Setelahnya, walau tak pernah kita sadari, kita tumbuh begitu dewasa, sudah begitu mandiri bahkan dalam berpacaran. Kau, aku, mereka, semua senang dengan saling menitipi salam, berkirim surat, sms, menelefon, berbagi cerita, dan semua yang selama ini telah membuat kita bersatu, saling mengerti. Kita telah melewati banyak proses. Sangat panjang.


Tapi ini tak sesederhana sebuah telenovela yang begitu saja menghilang dari obrolan pagi hari di halaman rumah setelahnya datang trelenovela lain yang lebih menjanjikan. Ini bukan cerita yang mudah lenyap. Kita tak hanya berkirim surat yang bertahan sebulan dua bulan saja, atau sms yang kadang tak terkirim, tak bisa membalas karena pulsa habis, juga jadian begitu saja putus ketika sudah merasa ”bosan”. Kita telah menyimpan sesuatu yang lebih selama ini. Surat-suratku padamu, makanan yang sering kali kau titipkan pada adik kelas, bantuanmu, kerja sama, bahkan ketika kita berperang sekalipun. Ku kotori kelasmu dengan lumpur, lalu kau soraki aku jika melewatimu, ”Hu...”.

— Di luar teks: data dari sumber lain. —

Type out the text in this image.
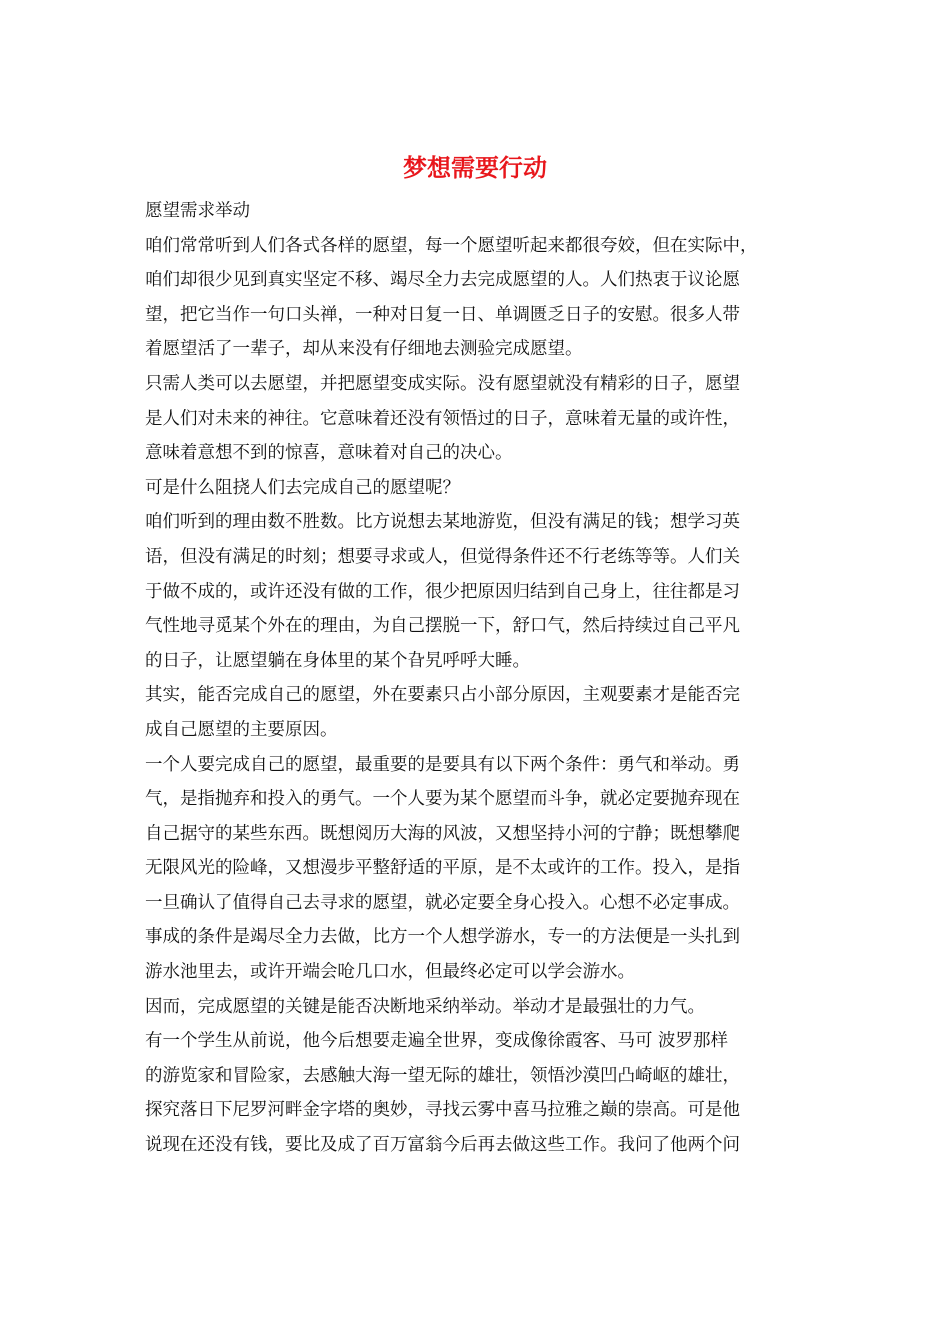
梦想需要行动
愿望需求举动
咱们常常听到人们各式各样的愿望，每一个愿望听起来都很夸姣，但在实际中，
咱们却很少见到真实坚定不移、竭尽全力去完成愿望的人。人们热衷于议论愿
望，把它当作一句口头禅，一种对日复一日、单调匮乏日子的安慰。很多人带
着愿望活了一辈子，却从来没有仔细地去测验完成愿望。
只需人类可以去愿望，并把愿望变成实际。没有愿望就没有精彩的日子，愿望
是人们对未来的神往。它意味着还没有领悟过的日子，意味着无量的或许性，
意味着意想不到的惊喜，意味着对自己的决心。
可是什么阻挠人们去完成自己的愿望呢？
咱们听到的理由数不胜数。比方说想去某地游览，但没有满足的钱；想学习英
语，但没有满足的时刻；想要寻求或人，但觉得条件还不行老练等等。人们关
于做不成的，或许还没有做的工作，很少把原因归结到自己身上，往往都是习
气性地寻觅某个外在的理由，为自己摆脱一下，舒口气，然后持续过自己平凡
的日子，让愿望躺在身体里的某个旮旯呼呼大睡。
其实，能否完成自己的愿望，外在要素只占小部分原因，主观要素才是能否完
成自己愿望的主要原因。
一个人要完成自己的愿望，最重要的是要具有以下两个条件：勇气和举动。勇
气，是指抛弃和投入的勇气。一个人要为某个愿望而斗争，就必定要抛弃现在
自己据守的某些东西。既想阅历大海的风波，又想坚持小河的宁静；既想攀爬
无限风光的险峰，又想漫步平整舒适的平原，是不太或许的工作。投入，是指
一旦确认了值得自己去寻求的愿望，就必定要全身心投入。心想不必定事成。
事成的条件是竭尽全力去做，比方一个人想学游水，专一的方法便是一头扎到
游水池里去，或许开端会呛几口水，但最终必定可以学会游水。
因而，完成愿望的关键是能否决断地采纳举动。举动才是最强壮的力气。
有一个学生从前说，他今后想要走遍全世界，变成像徐霞客、马可 波罗那样
的游览家和冒险家，去感触大海一望无际的雄壮，领悟沙漠凹凸崎岖的雄壮，
探究落日下尼罗河畔金字塔的奥妙，寻找云雾中喜马拉雅之巅的崇高。可是他
说现在还没有钱，要比及成了百万富翁今后再去做这些工作。我问了他两个问
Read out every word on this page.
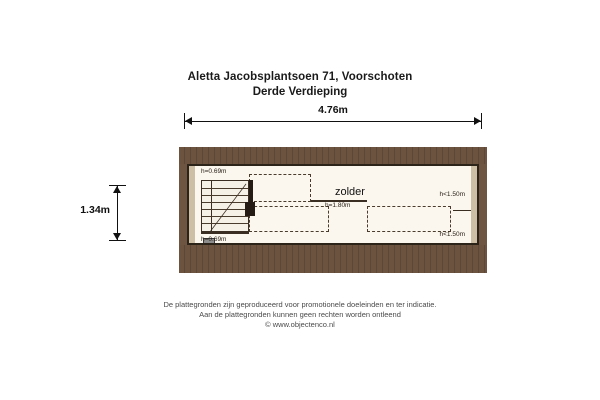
Aletta Jacobsplantsoen 71, Voorschoten
Derde Verdieping
4.76m
1.34m
h=0.69m
h=0.69m
zolder
h=1.80m
h<1.50m
h<1.50m
De plattegronden zijn geproduceerd voor promotionele doeleinden en ter indicatie.
Aan de plattegronden kunnen geen rechten worden ontleend
© www.objectenco.nl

Kita tak setiap hari bertemu. Kau tak pernah membangunkanku, hingga akhirnya sebuah sajadah mendarat di tubuhku. Kau tak pernah meminjamkanku piring, hingga Mak Dapur pergi, dan ku tak makan. Akupun begitu, padamu. Tapi sebenarnya kita ingin. Kau tak rela melihatku dipanggil dan dihukum, kau marah jika ku diganggu, kau ingin ku senang, akupun begitu.


Sekarang kita sudah satu hati, karena kemarin kalian juga menangis, sama seperti ku. Untuk semua kebersamaan dan persahabatan. Karena walaupun pembina kita berbeda, asrama kita jauh, kita adalah satu, menjalani hari yang sama.


Kau tak rela aku keluar, begitupun denganku. Kita ingin selalu bersama, membuat acara hebat lagi, meeting di bawah aula lagi, berkirim surat lagi. Tapi ini tak mungkin. Kau telah bersedia berpisah denganku saat pertama kali kita bertemu. Saat kau pertama kali menyalamiku. Saat dulu kau jadian denganku. Kita tak bisa berbuat apa-apa.


Atau jika kau bukan pacarku. Kita tak pernah jadian, kau tak pernah menyalamiku, memberiku gorengan dari pengkolan, jalan berdua, surat-suratan, juga menelfon dengan kata-kata romantis. Aku tak cinta kau, kau juga tak mencintaiku. Tapi ku tak ingin kau keluar, pergi dariku.


Aku ingin kita terus bersama, kau menitipi salam, dan ku menyampaikannya. Menyuruhku memanggil seseorang untuk meet, curhat tentang pacarmu, sahabatan, membuat acara hebat lagi, seperti dulu. Tapi sudahlah, kita memang tak bisa selalu begitu. Kau harus pergi, dan ku tetap disini. Atau sebaliknya. Masih banyak hal yang harus kita lalui.


Aku tak memberimu kenang-kenangan, ucapan selamat tinggal, menangis untukmu atau apapun, kau juga begitu.


Tapi ku tahu, kita telah berbagi banyak hal lebih. Karena sekarang ku tak lagi menundukkan kepala dan berpaling jika melihatmu, kau tak lagi menganggapku orang lain.


Kita tetap bersahabat, ku mengingatmu dan kau mengingatku.


Terima kasih FRIEND, jangan lupakan aku.